Firstly it's worth looking at how they play. Their newish manager Mike Williamson makes Pep Guardiola look like a long ball merchant. They play five at the back (which becomes a three), they flood the midfield and they are obsessed with possession. As in the first game against them though, although they keep the ball they won't be scared of lifting it over the top and exposing us for pace if we get too high. They'll fart around with it at the back and try to draw us on so they can play through us.

Here's my first controversial point. I think we shouldn't press high, we should let them have it, let them fart around, then let em come. I know people will be saying "Oh Fuck off you bellend, you don't understand the rivalry" but they are wrong. I 100% understand the rivalry and the hatred, easily enough to know that if by the end of the game they've had 80% possession and we've won 1-0, we will party long into the night. If it was me, for sure I'd "get fucking stuck into them", but you have to pick your moments. If we lose our heads and go steaming in, they'll play through us and expose our makeshift defence. We ought to look for inspiration at a pack of hyenas stealing a fresh kill off a lion. They go in one at a time, nipping in from the side and behind until in the confusion they can drag the prize away. That should be us, let em come then once they get into our half, spring the ambush.

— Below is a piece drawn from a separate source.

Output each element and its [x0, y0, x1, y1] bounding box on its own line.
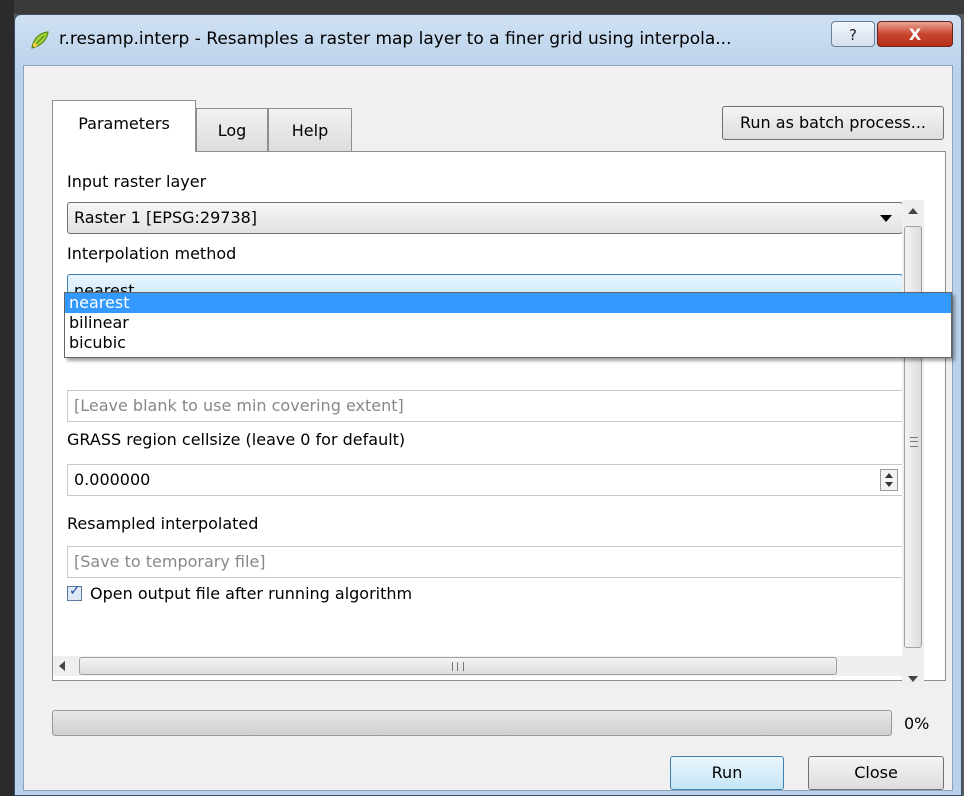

The hardest thing about such an approach isn't the execution, it's blocking out the noise and the fervour to keep your cool. Let's face it, anything other than "Super gung-ho mode" will have our fans howling their displeasure, we must shut that out.* 
*Quick point here, we could help as fans if we DON'T howl our displeasure.
So this is how we defend, drawn on the back of a menu from the Alex. I've included my team selection.

So we stay compact. The moment they come into our half it should be shark infested waters, but if they want to dick around in their own half we should by and large let them. Remember, they need to win too. They'll come if we're patient.

But what about when we steal the ball? This is where I think we hurt them. Once again my tactics board is a menu from the Alex, with a Sharpie. The good thing about us sitting off them is they WILL advance up the pitch to the half way line. Then we kill them.

The two shaded areas are their soft underbelly. The key is to work it into there through our midfielders (not by launching it out of defence) and then we're in business. They don't have anyone quick enough to stop Neufville and/or Sasu getting onto the ball, and from there we unleash hell upon their tippy tappy nonsense. We flood forward in support and score. Defend properly and we might only have to pull it off once. Do it right and we can ping em again on the break when they get desperate, we could properly hurt them.

If it works, we won't be talking about moral victories or "winning already" again, it'll be a day for the ages. The day we celebrate actually beating them, mugging em off into the process. It just seems to me that we've tried everything else, perhaps just approaching it like it really is "just another game" might be a shout. If these were anybody else with that sort of playing style, in this sort of form, we'd sit in, let em come, then go for the ambush. Surely the pinnacle of being "indifferent" to them is just to treat them like everyone else.

Let's do it. Let em come then kill em with pace.